Par définition, l’esport n’est pas l’activité la plus dynamique à regarder, ce sont juste des gens assis devant leur ordinateur. Comment rendre ça attrayant et diversifié ? Comment faire pour ne pas prendre toujours les mêmes photos ?

Jusqu’à un certain point, on ne peut pas éviter la répétition dans l’esport. À chaque lan, les joueurs peuvent arriver avec un nouveau maillot, les organisateurs veulent des photos fraîches, donc il y a une liste de clichés basiques que tu dois faire à chaque événement.

Après avoir rempli ce genre d’obligations, tu peux commencer à laisser ton imagination et ta créativité parler. Et crois-moi, quand t’as l’impression de te répéter en permanence, tu vas rapidement avoir besoin de faire quelque chose d’unique, de créatif.

Tes photos paraissent très intenses, très dynamiques. Comment captures-tu cela ?

Comme je le disais plus haut, photographier l’esport, c’est chasser des instants. Tu ne pourras pas savoir quand ces instants vont arriver si tu n’es pas prêt, si tu n’as pas fait de travail de préparation en amont.
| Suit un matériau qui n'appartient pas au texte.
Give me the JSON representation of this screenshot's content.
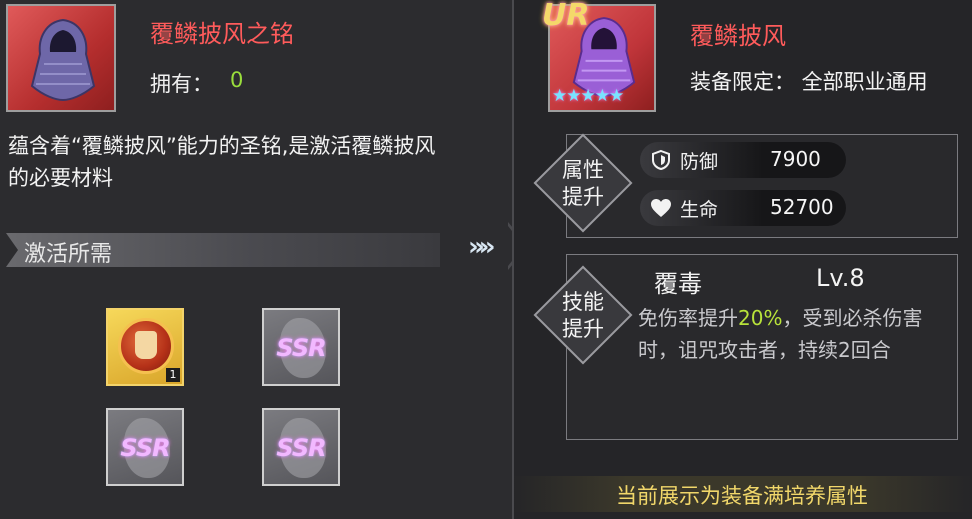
{
  "left": {
    "item_name": "覆鳞披风之铭",
    "own_label": "拥有：",
    "own_value": "0",
    "description": "蕴含着“覆鳞披风”能力的圣铭,是激活覆鳞披风的必要材料",
    "requirements_title": "激活所需",
    "slots": [
      {
        "type": "material",
        "count": "1"
      },
      {
        "type": "SSR",
        "label": "SSR"
      },
      {
        "type": "SSR",
        "label": "SSR"
      },
      {
        "type": "SSR",
        "label": "SSR"
      }
    ]
  },
  "arrows": "»»",
  "right": {
    "rarity_badge": "UR",
    "stars": "★★★★★",
    "equip_name": "覆鳞披风",
    "equip_limit": "装备限定： 全部职业通用",
    "attr_label_line1": "属性",
    "attr_label_line2": "提升",
    "stats": [
      {
        "icon": "shield-icon",
        "name": "防御",
        "value": "7900"
      },
      {
        "icon": "heart-icon",
        "name": "生命",
        "value": "52700"
      }
    ],
    "skill_label_line1": "技能",
    "skill_label_line2": "提升",
    "skill": {
      "name": "覆毒",
      "level": "Lv.8",
      "desc_prefix": "免伤率提升",
      "desc_highlight": "20%",
      "desc_suffix": "，受到必杀伤害时，诅咒攻击者，持续2回合"
    },
    "footer": "当前展示为装备满培养属性"
  },
  "colors": {
    "name_red": "#ff5b5b",
    "own_green": "#9ade3c",
    "highlight_green": "#b8e23a",
    "footer_gold": "#f1d76a"
  }
}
Chaque match a ses moments uniques : il faut être proche des joueurs lorsque leurs actions dans le jeu peuvent les amener à montrer leurs émotions, mais il faut aussi savoir lorsque rien ne va se passer, quand tu pourras aller travailler en coulisses pour retoucher tes photos.

Connaître ces timings, savoir sur quel joueur se concentrer, ça fait partie du travail de prépapartion en amont qui ne doit pas être négligé si tu veux prendre les plus beaux instantanés. C’est pour ça qu’en lan, tu verras souvent les photographes avec les yeux rivés sur le grand écran, avant de se retourner rapidement et d’équiper leur appareil. La préparation et la connaissance du jeu, c’est la clé.

On voit souvent les mêmes photos dans l’esport : des plans larges sur la foule, des gros plans sur les joueurs, etc. D’après toi, quel pourrait être le futur de la photographie esport ? Est-ce qu’il y a un domaine inexploré ou un style inusité qui pourrait prendre de l’importance à l’avenir ?

Je pense qu’on va continuer à voir beaucoup ces mêmes clichés parce que chaque événement est différent mais tous tournent autour du même sujet. On pourrait regarder du côté des sports traditionnels : est-ce que la photographie a beaucoup changé dans ces domaines depuis vingt ans ?Je pense que cette standardisation arrivera encore plus rapidement dans l’esport, mais qu’on pourra conserver cette étincelle créative qui permet de créer quelques photos uniques à chaque lan.